A photo of a student and a professor

NC State College of Education Alumni Distinguished Graduate Professor and Friday Institute for Educational Innovation Faculty Fellow Gail Jones, Ph.D., will lead the education research component of the new NSF Science and Technology Center– Science and Technologies for Phosphorus Sustainability (STEPS) — located on NC State’s Centennial Campus and funded by a $25 million grant. 

The STEPS Center is a national research effort led by NC State and eight partner institutions to reduce dependence on mined phosphates and the amount of phosphorus that leaches into soil and water, with a focus on issues related to food security and environmental quality. 

Researchers on the project explained current food production systems rely on phosphorus fertilizers, most of which originate from non-renewable phosphate deposits that are mined outside of the United States. 
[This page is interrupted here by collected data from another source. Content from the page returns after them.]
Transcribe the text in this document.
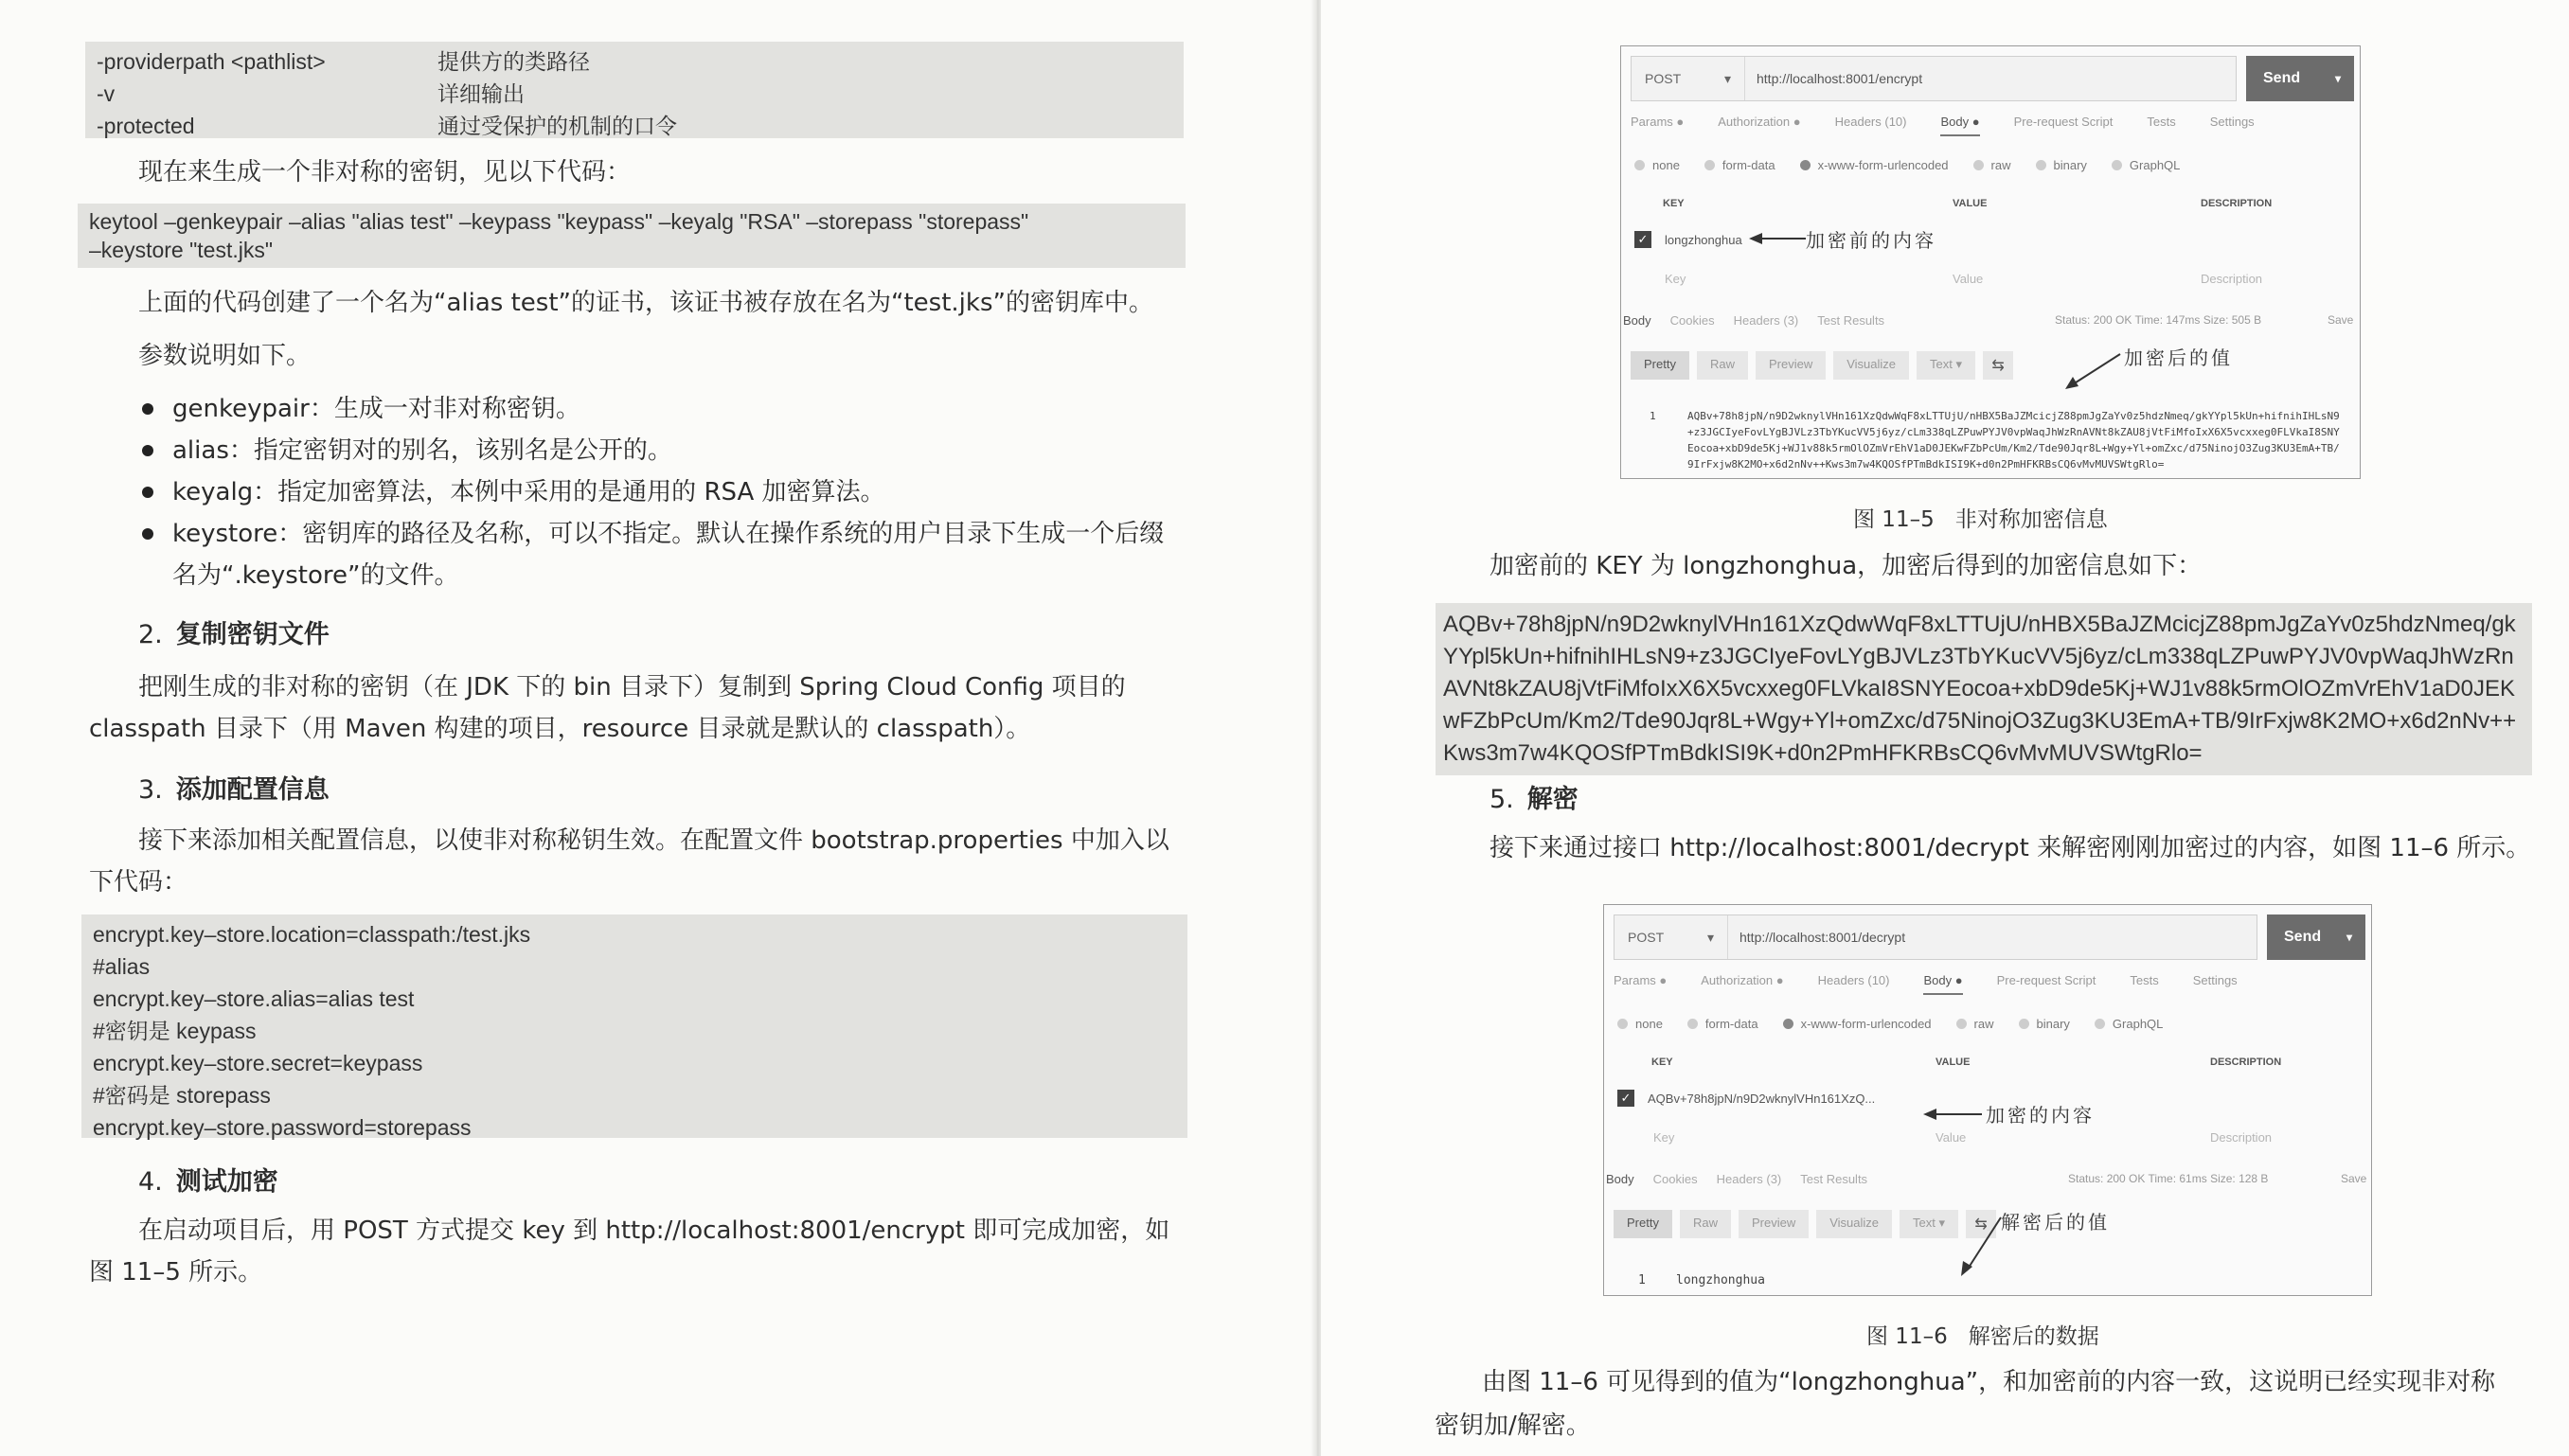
-providerpath <pathlist>	提供方的类路径
-v	详细输出
-protected	通过受保护的机制的口令
现在来生成一个非对称的密钥，见以下代码：
keytool –genkeypair –alias "alias test" –keypass "keypass" –keyalg "RSA" –storepass "storepass"
–keystore "test.jks"
上面的代码创建了一个名为“alias test”的证书，该证书被存放在名为“test.jks”的密钥库中。
参数说明如下。
genkeypair：生成一对非对称密钥。
alias：指定密钥对的别名，该别名是公开的。
keyalg：指定加密算法，本例中采用的是通用的 RSA 加密算法。
keystore：密钥库的路径及名称，可以不指定。默认在操作系统的用户目录下生成一个后缀
名为“.keystore”的文件。
2. 复制密钥文件
把刚生成的非对称的密钥（在 JDK 下的 bin 目录下）复制到 Spring Cloud Config 项目的
classpath 目录下（用 Maven 构建的项目，resource 目录就是默认的 classpath）。
3. 添加配置信息
接下来添加相关配置信息，以使非对称秘钥生效。在配置文件 bootstrap.properties 中加入以
下代码：
encrypt.key–store.location=classpath:/test.jks
#alias
encrypt.key–store.alias=alias test
#密钥是 keypass
encrypt.key–store.secret=keypass
#密码是 storepass
encrypt.key–store.password=storepass
4. 测试加密
在启动项目后，用 POST 方式提交 key 到 http://localhost:8001/encrypt 即可完成加密，如
图 11–5 所示。
POST	▾	http://localhost:8001/encrypt	Send	▾
Params ●	Authorization ●	Headers (10)	Body ●	Pre-request Script	Tests	Settings
none	form-data	x-www-form-urlencoded	raw	binary	GraphQL
KEY	VALUE	DESCRIPTION
✓ longzhonghua
Key	Value	Description
Body Cookies Headers (3) Test Results	Status: 200 OK Time: 147ms Size: 505 B	Save
Pretty	Raw	Preview	Visualize	Text ▾	⇆
1	AQBv+78h8jpN/n9D2wknylVHn161XzQdwWqF8xLTTUjU/nHBX5BaJZMcicjZ88pmJgZaYv0z5hdzNmeq/gkYYpl5kUn+hifnihIHLsN9+z3JGCIyeFovLYgBJVLz3TbYKucVV5j6yz/cLm338qLZPuwPYJV0vpWaqJhWzRnAVNt8kZAU8jVtFiMfoIxX6X5vcxxeg0FLVkaI8SNYEocoa+xbD9de5Kj+WJ1v88k5rmOlOZmVrEhV1aD0JEKwFZbPcUm/Km2/Tde90Jqr8L+Wgy+Yl+omZxc/d75NinojO3Zug3KU3EmA+TB/9IrFxjw8K2MO+x6d2nNv++Kws3m7w4KQOSfPTmBdkISI9K+d0n2PmHFKRBsCQ6vMvMUVSWtgRlo=
加密前的内容
加密后的值
图 11–5 非对称加密信息
加密前的 KEY 为 longzhonghua，加密后得到的加密信息如下：
AQBv+78h8jpN/n9D2wknylVHn161XzQdwWqF8xLTTUjU/nHBX5BaJZMcicjZ88pmJgZaYv0z5hdzNmeq/gkYYpl5kUn+hifnihIHLsN9+z3JGCIyeFovLYgBJVLz3TbYKucVV5j6yz/cLm338qLZPuwPYJV0vpWaqJhWzRnAVNt8kZAU8jVtFiMfoIxX6X5vcxxeg0FLVkaI8SNYEocoa+xbD9de5Kj+WJ1v88k5rmOlOZmVrEhV1aD0JEKwFZbPcUm/Km2/Tde90Jqr8L+Wgy+Yl+omZxc/d75NinojO3Zug3KU3EmA+TB/9IrFxjw8K2MO+x6d2nNv++Kws3m7w4KQOSfPTmBdkISI9K+d0n2PmHFKRBsCQ6vMvMUVSWtgRlo=
5. 解密
接下来通过接口 http://localhost:8001/decrypt 来解密刚刚加密过的内容，如图 11–6 所示。
POST	▾	http://localhost:8001/decrypt	Send ▾
Params ●	Authorization ●	Headers (10)	Body ●	Pre-request Script	Tests	Settings
none	form-data	x-www-form-urlencoded	raw	binary	GraphQL
KEY	VALUE	DESCRIPTION
✓ AQBv+78h8jpN/n9D2wknylVHn161XzQ...
Key	Value	Description
Body Cookies Headers (3) Test Results	Status: 200 OK Time: 61ms Size: 128 B	Save
Pretty	Raw	Preview	Visualize	Text ▾	⇆
1 longzhonghua
加密的内容
解密后的值
图 11–6 解密后的数据
由图 11–6 可见得到的值为“longzhonghua”，和加密前的内容一致，这说明已经实现非对称
密钥加/解密。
Once it’s in the food system, however, only 20% of this phosphorus is ultimately incorporated into the human diet because of multiple system losses and efficiencies, and the remainder accumulates in soils and freshwater sources. Without interventions like the STEPS Center, environmental, economic and sustainability issues related to phosphorus will continue to escalate as the world’s population grows.  
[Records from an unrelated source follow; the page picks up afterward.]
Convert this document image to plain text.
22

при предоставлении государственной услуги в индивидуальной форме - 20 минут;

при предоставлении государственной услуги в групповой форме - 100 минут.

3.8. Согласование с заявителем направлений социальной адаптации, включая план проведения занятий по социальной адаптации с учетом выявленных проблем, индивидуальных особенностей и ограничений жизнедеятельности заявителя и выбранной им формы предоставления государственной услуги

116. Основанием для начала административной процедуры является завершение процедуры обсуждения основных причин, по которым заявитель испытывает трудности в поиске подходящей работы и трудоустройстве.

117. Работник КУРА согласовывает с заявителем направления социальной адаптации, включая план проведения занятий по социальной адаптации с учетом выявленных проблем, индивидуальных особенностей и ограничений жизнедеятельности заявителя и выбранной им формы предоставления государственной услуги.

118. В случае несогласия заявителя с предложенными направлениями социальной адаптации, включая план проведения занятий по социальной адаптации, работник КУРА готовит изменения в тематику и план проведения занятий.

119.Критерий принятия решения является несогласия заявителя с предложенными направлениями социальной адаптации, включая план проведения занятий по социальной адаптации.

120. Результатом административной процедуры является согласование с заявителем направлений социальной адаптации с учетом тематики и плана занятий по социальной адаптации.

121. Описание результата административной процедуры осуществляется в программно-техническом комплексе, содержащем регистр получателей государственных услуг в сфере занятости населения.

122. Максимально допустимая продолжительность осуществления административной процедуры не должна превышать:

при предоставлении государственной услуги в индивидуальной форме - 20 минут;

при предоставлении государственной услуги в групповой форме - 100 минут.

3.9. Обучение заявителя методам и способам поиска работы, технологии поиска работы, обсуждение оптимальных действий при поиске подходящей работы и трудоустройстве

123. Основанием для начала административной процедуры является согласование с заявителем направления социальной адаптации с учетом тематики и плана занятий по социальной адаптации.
The STEPS Center will allow researchers to work across disciplines to address the issue. 

“Convergence research that addresses complex and challenging ‘wicked problems’ is new and little is known about how faculty and students engage in the cross-functional collaborations that will be required to do this critical work,” Jones said. 

In her role as leader of the center’s educational research component, Jones will receive $569,883 of the five-year, $25 million grant from the National Science Foundation. 
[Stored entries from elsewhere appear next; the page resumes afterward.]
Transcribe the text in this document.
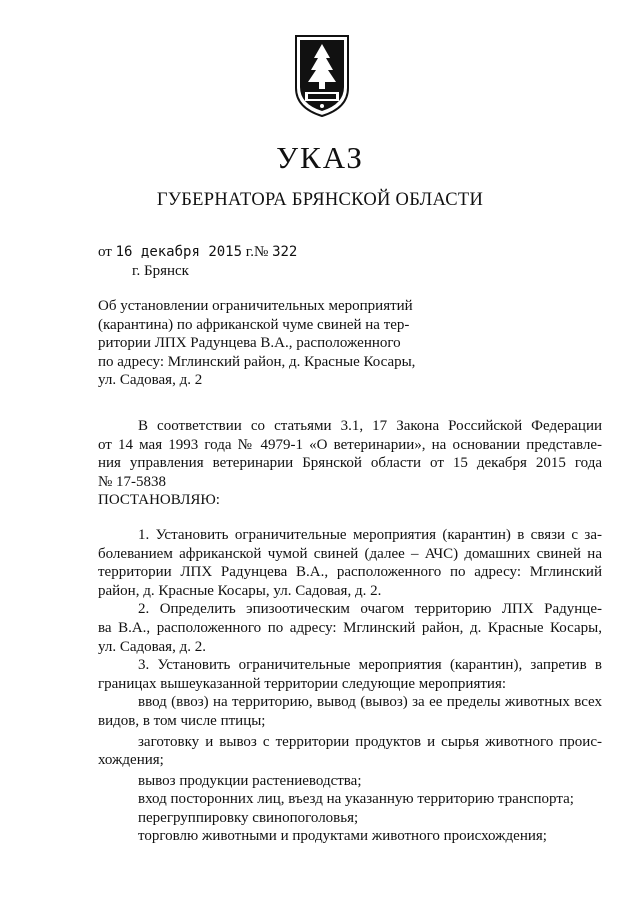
УКАЗ
ГУБЕРНАТОРА БРЯНСКОЙ ОБЛАСТИ
от 16 декабря 2015 г.№ 322
г. Брянск
Об установлении ограничительных мероприятий
(карантина) по африканской чуме свиней на тер-
ритории ЛПХ Радунцева В.А., расположенного
по адресу: Мглинский район, д. Красные Косары,
ул. Садовая, д. 2
В соответствии со статьями 3.1, 17 Закона Российской Федерации
от 14 мая 1993 года № 4979-1 «О ветеринарии», на основании представле-
ния управления ветеринарии Брянской области от 15 декабря 2015 года
№ 17-5838
ПОСТАНОВЛЯЮ:
1. Установить ограничительные мероприятия (карантин) в связи с за-
болеванием африканской чумой свиней (далее – АЧС) домашних свиней на
территории ЛПХ Радунцева В.А., расположенного по адресу: Мглинский
район, д. Красные Косары, ул. Садовая, д. 2.
2. Определить эпизоотическим очагом территорию ЛПХ Радунце-
ва В.А., расположенного по адресу: Мглинский район, д. Красные Косары,
ул. Садовая, д. 2.
3. Установить ограничительные мероприятия (карантин), запретив в
границах вышеуказанной территории следующие мероприятия:
ввод (ввоз) на территорию, вывод (вывоз) за ее пределы животных всех
видов, в том числе птицы;
заготовку и вывоз с территории продуктов и сырья животного проис-
хождения;
вывоз продукции растениеводства;
вход посторонних лиц, въезд на указанную территорию транспорта;
перегруппировку свинопоголовья;
торговлю животными и продуктами животного происхождения;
Her work will document and study how students develop core technical and transdisciplinary knowledge and how they learn to work on high-performing teams. She will also track students as they move through their graduate programs and document challenges, successes and the factors that contribute to their resiliency. 

As the STEPS Center’s mission includes work to increase diversity in the STEM workforce, Jones will also be studying the experiences of women and underrepresented students as they engage in convergence research.

“With support from this grant, I plan to study students’ self-efficacy and academic self-concept and build a model that can inform the development of career interests and aspirations,” she said.